Sukses

Donald Trump Ajak Rusia untuk Retas Email Hillary Clinton

Komentar itu membuat geram direktur CIA --yang juga pendukung Hillary Clinton-- karena dianggap membahayakan keamanan nasional.

Liputan6.com, Florida - Donald Trump kembali memberikan pernyataan kontroversialnya. Kali ini ia menantang dan mengundang intel Rusia untuk mencari 30.000 email Hillary Clinton yang telah dihapus. Hal itu ia kemukakan setelah tuduhan Demokrat kalau miliader nyentrik itu ada 'main mata' dengan Presiden Vladimir Putin.

"Rusia, kalau Anda mendengar ini, saya berharap Anda mampu mencari 30.000 email yang hilang. Saya percaya Anda akan mendapat penghargaan dari media kami," ujar Trump dalam konferensi persnya di Florida seperti dilansir dari CNN, Jumat (28/7/2016).

Email yang dimaksud adalah surel dari server pribadi yang digunakan oleh Hillary untuk menjalankan kerjanya saat menjadi menteri luar negeri. Setelah masa jabatannya berakhir, nominasi capres AS dari Partai Demokrat itu tetap menyimpannya dan tidak menyerahkan kepada kemlu.

"Mereka (Rusia) mungkin punya 30.000 email. Saya harap mereka punya. Mereka mungkin punya 30.000 email Hillary yang ia hilangkan dan hapus karena di dalamnya ada berbagai informasi 'cantik'. Kita lihat saja nanti," kata Trump lagi.

Komentar pebisnis tajir itu sontak membuat kemarahaan di Konvensi Nasional Demokrat (DNC) yang tengah berlangsung di Philadelphia. Selain itu pernyataan Trump juga dianggap membahayakan keamanan nasional dan konspirasi.

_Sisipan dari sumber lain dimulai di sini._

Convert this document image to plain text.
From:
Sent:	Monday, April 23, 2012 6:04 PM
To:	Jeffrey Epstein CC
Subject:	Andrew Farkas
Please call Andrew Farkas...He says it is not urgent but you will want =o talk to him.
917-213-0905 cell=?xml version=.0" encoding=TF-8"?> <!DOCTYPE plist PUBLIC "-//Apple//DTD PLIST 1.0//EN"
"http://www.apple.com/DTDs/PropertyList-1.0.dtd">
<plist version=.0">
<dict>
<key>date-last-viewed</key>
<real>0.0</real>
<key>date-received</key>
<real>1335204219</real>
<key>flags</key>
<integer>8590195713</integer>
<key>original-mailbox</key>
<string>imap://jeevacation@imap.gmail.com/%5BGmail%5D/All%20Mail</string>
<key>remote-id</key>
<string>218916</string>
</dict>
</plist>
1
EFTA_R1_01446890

"Komentar itu sungguh tak bertanggung jawab apalagi di tengah-tengah konvensi, meminta Rusia untuk intervensi politik Amerika," kata Leon Panetta, Direktur CIA.

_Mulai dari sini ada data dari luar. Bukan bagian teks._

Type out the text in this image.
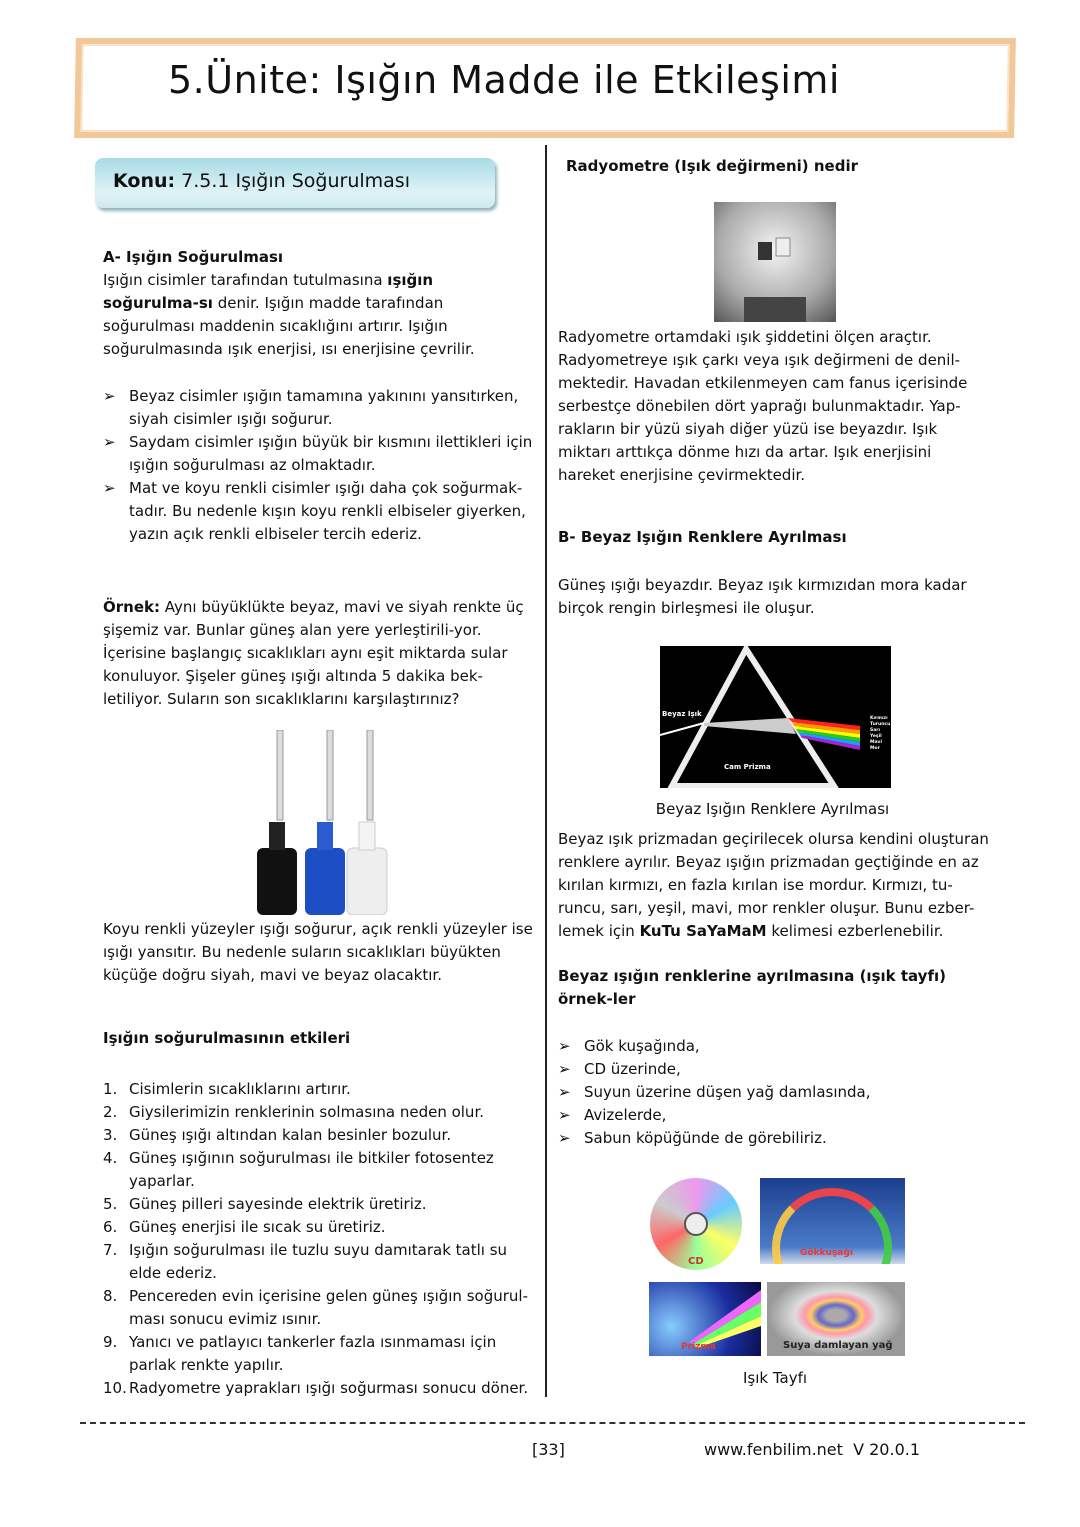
5.Ünite: Işığın Madde ile Etkileşimi
Konu: 7.5.1 Işığın Soğurulması
A- Işığın Soğurulması
Işığın cisimler tarafından tutulmasına ışığın soğurulma-sı denir. Işığın madde tarafından soğurulması maddenin sıcaklığını artırır. Işığın soğurulmasında ışık enerjisi, ısı enerjisine çevrilir.
➢ Beyaz cisimler ışığın tamamına yakınını yansıtırken, siyah cisimler ışığı soğurur.
➢ Saydam cisimler ışığın büyük bir kısmını ilettikleri için ışığın soğurulması az olmaktadır.
➢ Mat ve koyu renkli cisimler ışığı daha çok soğurmak-tadır. Bu nedenle kışın koyu renkli elbiseler giyerken, yazın açık renkli elbiseler tercih ederiz.
Örnek: Aynı büyüklükte beyaz, mavi ve siyah renkte üç şişemiz var. Bunlar güneş alan yere yerleştirili-yor. İçerisine başlangıç sıcaklıkları aynı eşit miktarda sular konuluyor. Şişeler güneş ışığı altında 5 dakika bek-letiliyor. Suların son sıcaklıklarını karşılaştırınız?
Koyu renkli yüzeyler ışığı soğurur, açık renkli yüzeyler ise ışığı yansıtır. Bu nedenle suların sıcaklıkları büyükten küçüğe doğru siyah, mavi ve beyaz olacaktır.
Işığın soğurulmasının etkileri
1. Cisimlerin sıcaklıklarını artırır.
2. Giysilerimizin renklerinin solmasına neden olur.
3. Güneş ışığı altından kalan besinler bozulur.
4. Güneş ışığının soğurulması ile bitkiler fotosentez yaparlar.
5. Güneş pilleri sayesinde elektrik üretiriz.
6. Güneş enerjisi ile sıcak su üretiriz.
7. Işığın soğurulması ile tuzlu suyu damıtarak tatlı su elde ederiz.
8. Pencereden evin içerisine gelen güneş ışığın soğurul-ması sonucu evimiz ısınır.
9. Yanıcı ve patlayıcı tankerler fazla ısınmaması için parlak renkte yapılır.
10. Radyometre yaprakları ışığı soğurması sonucu döner.
Radyometre (Işık değirmeni) nedir
Radyometre ortamdaki ışık şiddetini ölçen araçtır. Radyometreye ışık çarkı veya ışık değirmeni de denil-mektedir. Havadan etkilenmeyen cam fanus içerisinde serbestçe dönebilen dört yaprağı bulunmaktadır. Yap-rakların bir yüzü siyah diğer yüzü ise beyazdır. Işık miktarı arttıkça dönme hızı da artar. Işık enerjisini hareket enerjisine çevirmektedir.
B- Beyaz Işığın Renklere Ayrılması
Güneş ışığı beyazdır. Beyaz ışık kırmızıdan mora kadar birçok rengin birleşmesi ile oluşur.
Beyaz Işık
Cam Prizma
Kırmızı
Turuncu
Sarı
Yeşil
Mavi
Mor
Beyaz Işığın Renklere Ayrılması
Beyaz ışık prizmadan geçirilecek olursa kendini oluşturan renklere ayrılır. Beyaz ışığın prizmadan geçtiğinde en az kırılan kırmızı, en fazla kırılan ise mordur. Kırmızı, tu-runcu, sarı, yeşil, mavi, mor renkler oluşur. Bunu ezber-lemek için KuTu SaYaMaM kelimesi ezberlenebilir.
Beyaz ışığın renklerine ayrılmasına (ışık tayfı) örnek-ler
➢ Gök kuşağında,
➢ CD üzerinde,
➢ Suyun üzerine düşen yağ damlasında,
➢ Avizelerde,
➢ Sabun köpüğünde de görebiliriz.
CD
Gökkuşağı
Prizma	Suya damlayan yağ
Işık Tayfı
[33]	www.fenbilim.net  V 20.0.1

Perkembangan baru terkait email dan campur tangan Rusia makin memperkeruh 'drama' ala Perang Dingin yang mendera konvensi Demokrat setelah sebelumnnya terjadi kebocoran email petinggi partai di WikiLeaks. Salah satu email memperlihatkan adanya rencana untuk 'melawan' pendukung Bernie Sanders.

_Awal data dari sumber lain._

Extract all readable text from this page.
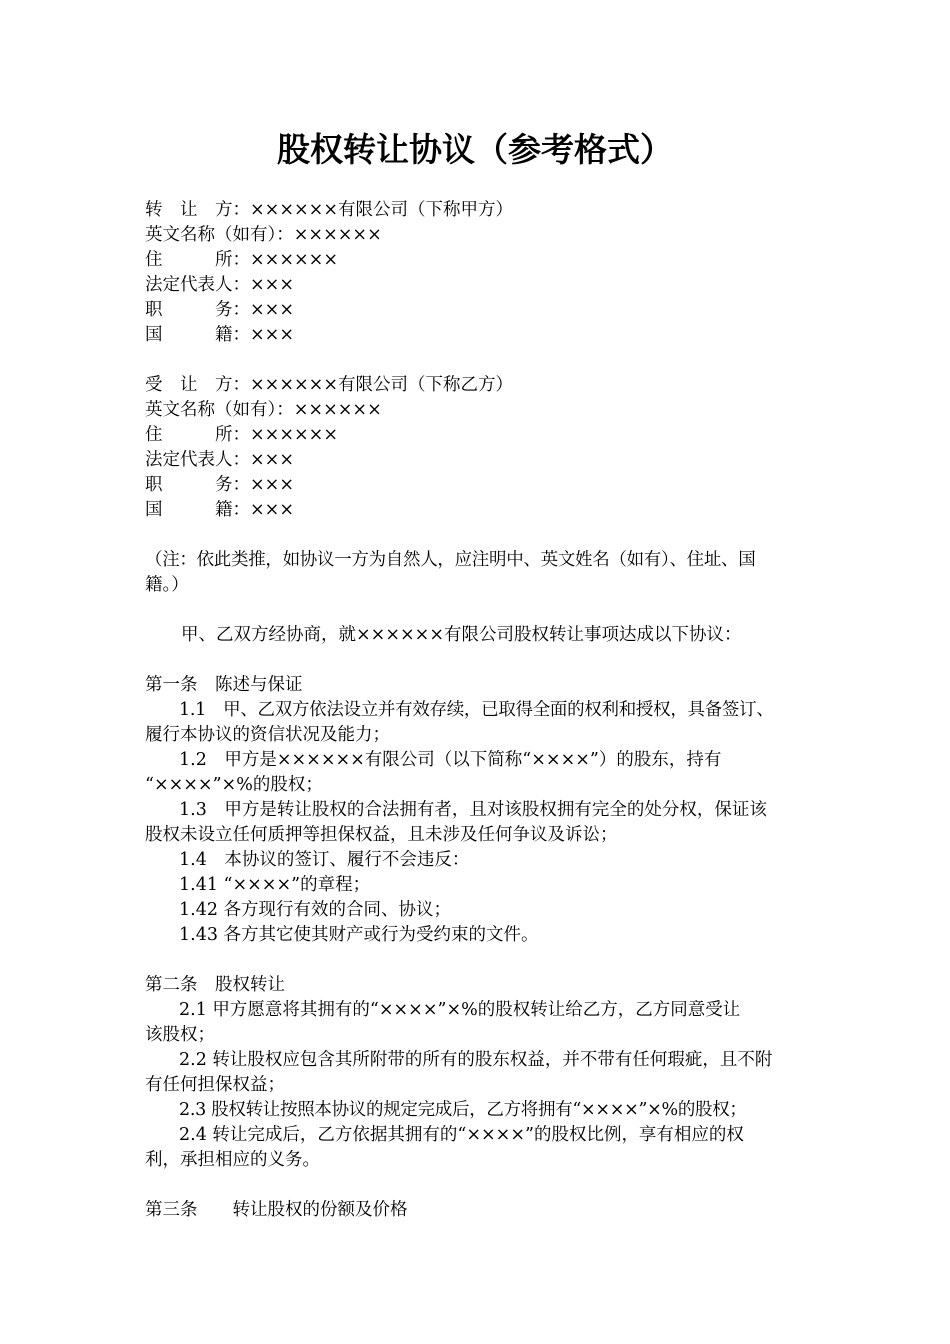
股权转让协议（参考格式）
转　让　方：××××××有限公司（下称甲方）
英文名称（如有）：××××××
住　　　所：××××××
法定代表人：×××
职　　　务：×××
国　　　籍：×××
受　让　方：××××××有限公司（下称乙方）
英文名称（如有）：××××××
住　　　所：××××××
法定代表人：×××
职　　　务：×××
国　　　籍：×××
（注：依此类推，如协议一方为自然人，应注明中、英文姓名（如有）、住址、国
籍。）
甲、乙双方经协商，就××××××有限公司股权转让事项达成以下协议：
第一条　陈述与保证
1.1　甲、乙双方依法设立并有效存续，已取得全面的权利和授权，具备签订、
履行本协议的资信状况及能力；
1.2　甲方是××××××有限公司（以下简称“××××”）的股东，持有
“××××”×%的股权；
1.3　甲方是转让股权的合法拥有者，且对该股权拥有完全的处分权，保证该
股权未设立任何质押等担保权益，且未涉及任何争议及诉讼；
1.4　本协议的签订、履行不会违反：
1.41 “××××”的章程；
1.42 各方现行有效的合同、协议；
1.43 各方其它使其财产或行为受约束的文件。
第二条　股权转让
2.1 甲方愿意将其拥有的“××××”×%的股权转让给乙方，乙方同意受让
该股权；
2.2 转让股权应包含其所附带的所有的股东权益，并不带有任何瑕疵，且不附
有任何担保权益；
2.3 股权转让按照本协议的规定完成后，乙方将拥有“××××”×%的股权；
2.4 转让完成后，乙方依据其拥有的“××××”的股权比例，享有相应的权
利，承担相应的义务。
第三条　　转让股权的份额及价格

Pemerintah AS tidak terlalu curiga kalau Moskow berada di balik peretas email dari server DNC.

Namun, dalam komentar Trump, ia bahkan secara terbuka meminta Moskow untuk meretas sistem AS untuk mencari email yang hilang itu.

"Mereka pasti punya, saya ingin mereka meretas dan membocorkannya. Sekarang, kalau Rusia atau China atau negara lain yang memiliki email-email itu, jujur, saya ingin melihatnya," lanjutnya.

Namun, sehari sebelum komentar undangan ini menyeruak, tim kampanye Trump justru menolak klaim kalau bosnya itu mengundang Rusia untuk meretas email Hillary.

"Kandidat kami tak melakukan hal itu, yang ia maksud hanya 'meminta' negara lain (untuk menyerahkan hasil retasan) iya benar. Tapi mengundang? Itu terlalu jauh dan sangat konyol kalau ia sampai mengundang negara lain untuk meretas email kandidat presiden AS," kata Steven Cheung.

Kubu Hillary juga turut mengomentari pernyataan Trump yang mendorong Rusia terlibat dalam pelacakan 30.000 email yang hilang itu.

"Ini menjadi kali pertama, seorang capres secara aktif mendorong kekuatan asing untuk melakukan spionase terhadap lawan politiknya. Ini telah merubah rasa ingin tahu dan sebuah persoalan politik menjadi isu keamanan nasional," tegas Jake Sullivan, penasihat kebijakan senior Hillary.

Juru bicara Kremlin, Dmitry Peskov mengatakan, Presiden Vladimir Putin telah mengatakan berkali-kali bahwa Rusia tidak akan mengganggu dan ikut campur dalam urusan internal negara lain, terutama dalam proses pemilu.